La capacité d’autofinancement
Bien évidemment celle d’Aéroports de Paris s’est considérablement accrue pour passer de 664 millions d’euros en 2006 à 951 millions d’euros en 2010. Cela lui donnerait en théorie les moyens de s’intéresser très sérieusement à la compagnie nationale si tant est qu’AdP en ait envie, ce qui n’est certainement pas le cas.

Alors si tout cela n’a pas de sens, pourquoi se livrer à ce genre de comparaison ?
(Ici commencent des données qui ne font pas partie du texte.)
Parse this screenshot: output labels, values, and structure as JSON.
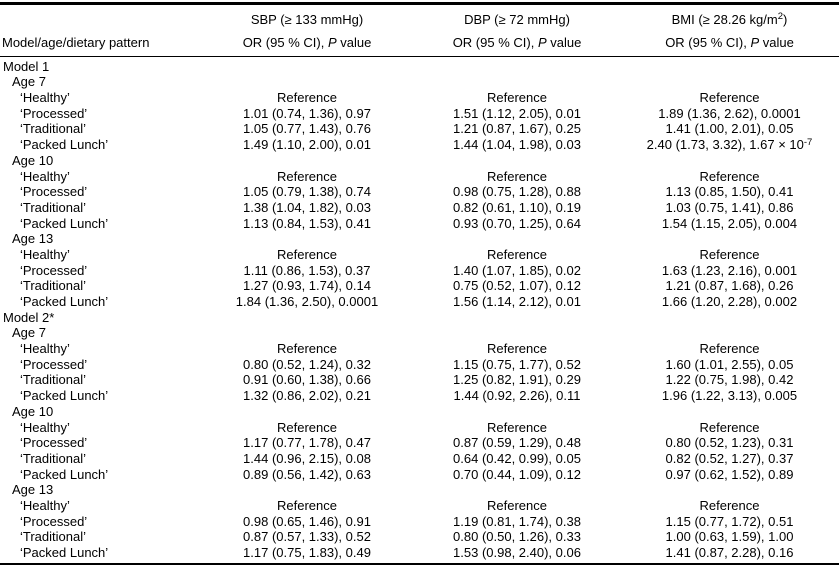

D’abord parce que nous avons sous les yeux un exemple, certes dans une plateforme de moindre importance et avec un transporteur régional et non pas un « global player ». Mais parce que dans l’avenir, on peut parfaitement imaginer que les aéroports souhaitent conforter leur position et ne plus dépendre du bon vouloir de transporteurs qui réclament de considérables investissements et quittent la plateforme une fois ceux-ci réalisés, comme ce qui se passe par exemple à Clermont-Ferrand.

Les grands aéroports sont structurellement bénéficiaires et ils tirent 50 % de leurs revenus de recettes non aéronautiques lesquelles ne peuvent exister que si le trafic est maintenu.

Voilà de quoi faire réfléchir à une évolution des stratégies.